Plant Breeder's Rights

2.65      The committee agrees with stakeholders that the reforms proposed in the bill will clarify the circumstances where an EDV declaration can be applied for, strengthen the position of the PBR owner/exclusive licensee and act as an increased deterrence of potential infringers. 

2.66      The committee considers that the reforms proposed in the bill will close a current loophole that exists where an EDV cannot be declared if no PBR application has been made for the later variety. In this context, the committee notes the concerns raised about the criteria for registration required for the second variety. However, as a successful EDV declaration will mean that the applicant for a declaration's PBR will extend to the second variety, the committee supports the approach taken in the bill, such that fulfilment of the ordinary registration criteria for PBR is required.

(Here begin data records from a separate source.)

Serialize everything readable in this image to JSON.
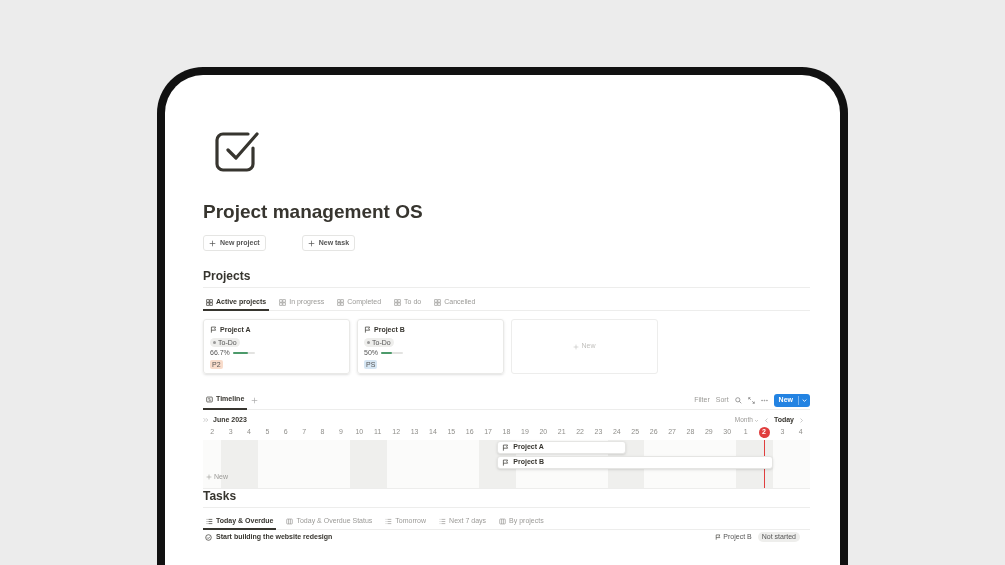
{
  "page": {
    "title": "Project management OS",
    "buttons": [
      "New project",
      "New task"
    ]
  },
  "projects": {
    "heading": "Projects",
    "tabs": [
      {
        "label": "Active projects",
        "kind": "gallery",
        "selected": true
      },
      {
        "label": "In progress",
        "kind": "gallery",
        "selected": false
      },
      {
        "label": "Completed",
        "kind": "gallery",
        "selected": false
      },
      {
        "label": "To do",
        "kind": "gallery",
        "selected": false
      },
      {
        "label": "Cancelled",
        "kind": "gallery",
        "selected": false
      }
    ],
    "cards": [
      {
        "title": "Project A",
        "status": "To-Do",
        "progress": "66.7%",
        "level": 0.667,
        "tag": {
          "label": "P2",
          "color": "#f8dccb"
        }
      },
      {
        "title": "Project B",
        "status": "To-Do",
        "progress": "50%",
        "level": 0.5,
        "tag": {
          "label": "PS",
          "color": "#d6e6f3"
        }
      }
    ],
    "new_card": "New"
  },
  "timeline": {
    "tab": {
      "label": "Timeline",
      "selected": true
    },
    "toolbar": [
      "Filter",
      "Sort"
    ],
    "new_button": "New",
    "month": "June 2023",
    "scale": "Month",
    "today_button": "Today",
    "days": [
      {
        "label": "2",
        "weekend": false,
        "today": false
      },
      {
        "label": "3",
        "weekend": true,
        "today": false
      },
      {
        "label": "4",
        "weekend": true,
        "today": false
      },
      {
        "label": "5",
        "weekend": false,
        "today": false
      },
      {
        "label": "6",
        "weekend": false,
        "today": false
      },
      {
        "label": "7",
        "weekend": false,
        "today": false
      },
      {
        "label": "8",
        "weekend": false,
        "today": false
      },
      {
        "label": "9",
        "weekend": false,
        "today": false
      },
      {
        "label": "10",
        "weekend": true,
        "today": false
      },
      {
        "label": "11",
        "weekend": true,
        "today": false
      },
      {
        "label": "12",
        "weekend": false,
        "today": false
      },
      {
        "label": "13",
        "weekend": false,
        "today": false
      },
      {
        "label": "14",
        "weekend": false,
        "today": false
      },
      {
        "label": "15",
        "weekend": false,
        "today": false
      },
      {
        "label": "16",
        "weekend": false,
        "today": false
      },
      {
        "label": "17",
        "weekend": true,
        "today": false
      },
      {
        "label": "18",
        "weekend": true,
        "today": false
      },
      {
        "label": "19",
        "weekend": false,
        "today": false
      },
      {
        "label": "20",
        "weekend": false,
        "today": false
      },
      {
        "label": "21",
        "weekend": false,
        "today": false
      },
      {
        "label": "22",
        "weekend": false,
        "today": false
      },
      {
        "label": "23",
        "weekend": false,
        "today": false
      },
      {
        "label": "24",
        "weekend": true,
        "today": false
      },
      {
        "label": "25",
        "weekend": true,
        "today": false
      },
      {
        "label": "26",
        "weekend": false,
        "today": false
      },
      {
        "label": "27",
        "weekend": false,
        "today": false
      },
      {
        "label": "28",
        "weekend": false,
        "today": false
      },
      {
        "label": "29",
        "weekend": false,
        "today": false
      },
      {
        "label": "30",
        "weekend": false,
        "today": false
      },
      {
        "label": "1",
        "weekend": true,
        "today": false
      },
      {
        "label": "2",
        "weekend": true,
        "today": true
      },
      {
        "label": "3",
        "weekend": false,
        "today": false
      },
      {
        "label": "4",
        "weekend": false,
        "today": false
      }
    ],
    "items": [
      "Project A",
      "Project B"
    ],
    "add_row": "New"
  },
  "tasks": {
    "heading": "Tasks",
    "tabs": [
      {
        "label": "Today & Overdue",
        "kind": "list",
        "selected": true
      },
      {
        "label": "Today & Overdue Status",
        "kind": "board",
        "selected": false
      },
      {
        "label": "Tomorrow",
        "kind": "list",
        "selected": false
      },
      {
        "label": "Next 7 days",
        "kind": "list",
        "selected": false
      },
      {
        "label": "By projects",
        "kind": "board",
        "selected": false
      }
    ],
    "rows": [
      {
        "title": "Start building the website redesign",
        "project": "Project B",
        "status": "Not started"
      }
    ]
  }
}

2.67      With regard to the requirement in the bill that the applicant for a declaration pay all costs associated with test growing, the committee is of the opinion that as the applicant would benefit if the variety is declared an EDV, it is reasonable for them to bear the costs. The committee also understands the concerns raised about fraudulent behaviour in the supply of material for testing by the breeder of the second variety. However, the committee observes that where material is not provided the Registrar of PBR may draw an unfavourable inference, and that all final decisions relating to an application for a declaration are subject to merits review by the AAT.

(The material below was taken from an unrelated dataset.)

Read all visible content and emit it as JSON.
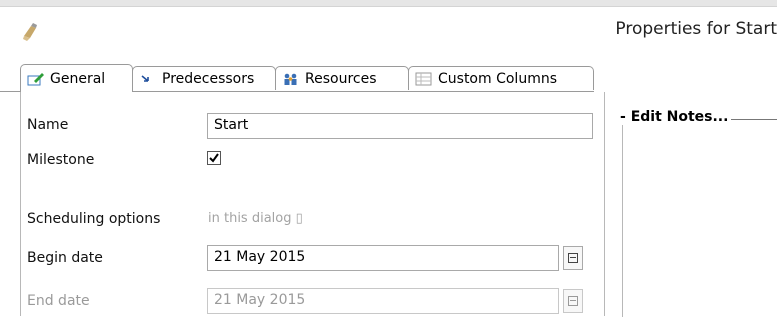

2.68      It is apparent to the committee that the current PBR legislation does not provide adequate protections to farmers and other small businesses that are vulnerable to unjustified threats of infringement proceedings. The committee is encouraged by the support shown for the proposed amendments to introduce protection against unjustified threats of infringement and additional or exemplary damages in situations of flagrant or wilful infringement. In this context, the committee notes that these amendments bring PBR into alignment with other IP rights.

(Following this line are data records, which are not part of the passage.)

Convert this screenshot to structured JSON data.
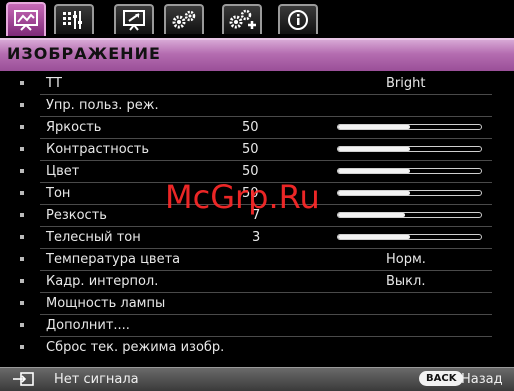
{
  "tabs": [
    {
      "icon": "picture-icon",
      "active": true
    },
    {
      "icon": "audio-settings-icon",
      "active": false
    },
    {
      "icon": "display-setup-icon",
      "active": false
    },
    {
      "icon": "gears-icon",
      "active": false
    },
    {
      "icon": "gears-plus-icon",
      "active": false
    },
    {
      "icon": "info-icon",
      "active": false
    }
  ],
  "title": "ИЗОБРАЖЕНИЕ",
  "menu": {
    "items": [
      {
        "label": "ТТ",
        "value": "Bright"
      },
      {
        "label": "Упр. польз. реж."
      },
      {
        "label": "Яркость",
        "number": "50",
        "level": 0.5
      },
      {
        "label": "Контрастность",
        "number": "50",
        "level": 0.5
      },
      {
        "label": "Цвет",
        "number": "50",
        "level": 0.5
      },
      {
        "label": "Тон",
        "number": "50",
        "level": 0.5
      },
      {
        "label": "Резкость",
        "number": "7",
        "level": 0.47
      },
      {
        "label": "Телесный тон",
        "number": "3",
        "level": 0.5
      },
      {
        "label": "Температура цвета",
        "value": "Норм."
      },
      {
        "label": "Кадр. интерпол.",
        "value": "Выкл."
      },
      {
        "label": "Мощность лампы"
      },
      {
        "label": "Дополнит...."
      },
      {
        "label": "Сброс тек. режима изобр."
      }
    ]
  },
  "footer": {
    "status": "Нет сигнала",
    "back_button": "BACK",
    "back_label": "Назад"
  },
  "watermark": "McGrp.Ru",
  "colors": {
    "accent": "#b46cb0",
    "watermark": "#ff2a2a"
  }
}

2.69      The committee is aware of the issues raised by stakeholders regarding the scope of licensee's rights to bring infringement proceedings for patents, and welcomes IP Australia's advice that this issue will be considered as part of future policy work. Likewise the committee notes that IP Australia intends to progress policy work on the Information Notice System, and that it has published an 'Application for Exemption from Reasonable Public Access' form on their website.

Drafting

2.70      The committee notes the concerns raised by Dr Penteado in relation to the language and expressions used in the bill. However, the committee observes that the bill was drafted by OPC in accordance with drafting directions issued by the First Parliamentary Counsel.

Recommendation 1

2.71      The committee recommends that the bill be passed.